For example, when the NIC 100 receives the virtual environment information of four virtual machines from the server 120, the NIC may allocate three queues for each virtual machine. The number of queues allocated to each virtual machine and the size of each queue can be variously set according to predetermined rules.

3 is a diagram showing a configuration of an embodiment of the NIC according to the present invention.

3, the NIC 100 includes a packet receiving unit 300, a packet analyzing unit 310, a memory 320, a plurality of queues 330, a plurality of processors 340, a scheduler 350, (360) and a queue management unit (370). The connection line between each component including the packet receiving unit 300 is only one example for helping understanding of the present invention and the connection between the queue management unit 370 and the monitoring unit 360 and the connection between the scheduler 350 and the plurality of queues And a connection between the first and second terminals 330 and 330 may be established.

The packet receiving unit 300 decapsulates a packet encapsulated by a virtual machine through various methods such as various conventional tunnels to be recognized as a general Ethernet frame in an external network, and removes a header part corresponding to a physical network And restores a data packet frame in a virtualized environment.

The packet analyzer 310 identifies the virtual machine flow of the decapsulated virtual machine packet. In order to identify the virtual machine flow, it is necessary to interpret not only the data link layer (vL2 layer) in the virtualization environment but also the network layer (vL3 layer) and above.
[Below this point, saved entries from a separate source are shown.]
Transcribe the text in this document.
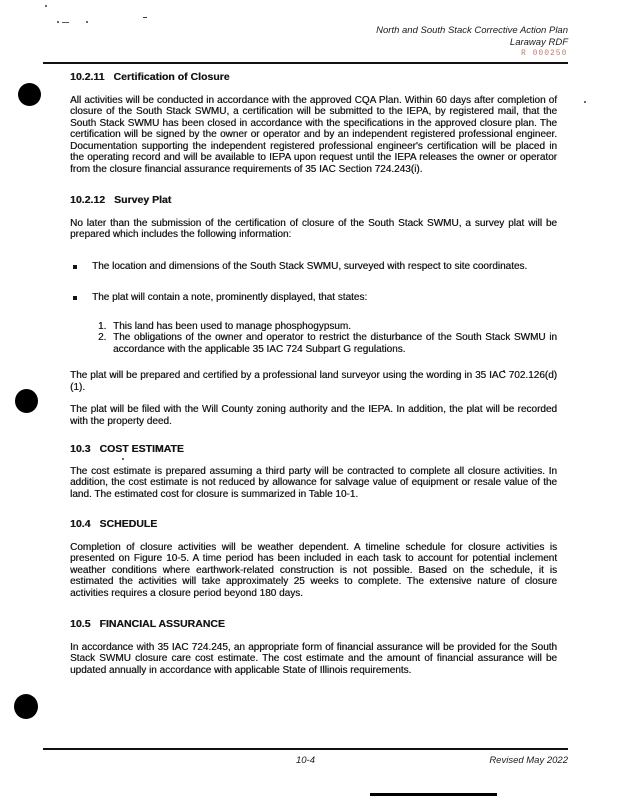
North and South Stack Corrective Action Plan
Laraway RDF
R 000250
10.2.11 Certification of Closure

All activities will be conducted in accordance with the approved CQA Plan. Within 60 days after completion of closure of the South Stack SWMU, a certification will be submitted to the IEPA, by registered mail, that the South Stack SWMU has been closed in accordance with the specifications in the approved closure plan. The certification will be signed by the owner or operator and by an independent registered professional engineer. Documentation supporting the independent registered professional engineer's certification will be placed in the operating record and will be available to IEPA upon request until the IEPA releases the owner or operator from the closure financial assurance requirements of 35 IAC Section 724.243(i).

10.2.12 Survey Plat

No later than the submission of the certification of closure of the South Stack SWMU, a survey plat will be prepared which includes the following information:

The location and dimensions of the South Stack SWMU, surveyed with respect to site coordinates.
The plat will contain a note, prominently displayed, that states:
1. This land has been used to manage phosphogypsum.
2. The obligations of the owner and operator to restrict the disturbance of the South Stack SWMU in accordance with the applicable 35 IAC 724 Subpart G regulations.

The plat will be prepared and certified by a professional land surveyor using the wording in 35 IAC 702.126(d)(1).

The plat will be filed with the Will County zoning authority and the IEPA. In addition, the plat will be recorded with the property deed.

10.3 COST ESTIMATE

The cost estimate is prepared assuming a third party will be contracted to complete all closure activities. In addition, the cost estimate is not reduced by allowance for salvage value of equipment or resale value of the land. The estimated cost for closure is summarized in Table 10-1.

10.4 SCHEDULE

Completion of closure activities will be weather dependent. A timeline schedule for closure activities is presented on Figure 10-5. A time period has been included in each task to account for potential inclement weather conditions where earthwork-related construction is not possible. Based on the schedule, it is estimated the activities will take approximately 25 weeks to complete. The extensive nature of closure activities requires a closure period beyond 180 days.

10.5 FINANCIAL ASSURANCE

In accordance with 35 IAC 724.245, an appropriate form of financial assurance will be provided for the South Stack SWMU closure care cost estimate. The cost estimate and the amount of financial assurance will be updated annually in accordance with applicable State of Illinois requirements.

10-4	Revised May 2022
For this, the packet analyzing unit 310 analyzes the virtual machine link layer (vL2 layer) of the decapsulated virtual machine packet through the DPI (Deep Packet Insepection) process to the virtual application layer (vL7 layer) Lt; / RTI > The analysis of the virtual machine packet for identifying the virtual machine flow is not limited to analyzing both the virtual data link layer and the virtual application layer, and the scope of the analysis may vary according to the virtual machine flow identification policy.

The memory 320 stores a virtual machine packet, virtual machine flow information identified by the packet analyzer 310, and the like, and also stores and manages a flow table indicating a mapping relationship between the virtual machine flow and the queue.

In one embodiment, the packet receiving unit 300 stores the decapsulated virtual machine packet in the memory 320, and informs the packet analyzing unit 310 of the fact that the virtual machine packet is stored. Then, the packet analyzer 310 performs a virtual machine flow identification for the corresponding virtual machine packet stored in the memory. That is, the packet analyzer 310 recognizes the reception of the new virtual machine packet, identifies the virtual machine flow characteristic of the corresponding virtual machine packet according to the preset policy, stores the information and informs the scheduler 350 of the stored information .

The scheduler 350 allocates the identified virtual machine flows to the corresponding virtual machine flow queues and allocates the virtual machine flow queues to the multiple processors 340 in parallel. More specifically, the scheduler 350 refers to the flow table stored in the memory 320 to retrieve the virtual machine flow mapped virtual machine flow queue, and delivers the virtual machine packet stored in the memory 320 to the retrieved queue . If there is no virtual machine flow corresponding to the table, the scheduler 350 allocates the virtual machine flow to a specific queue through various conventional methods, and stores the mapping relationship between the virtual machine flow and the queue in the flow table.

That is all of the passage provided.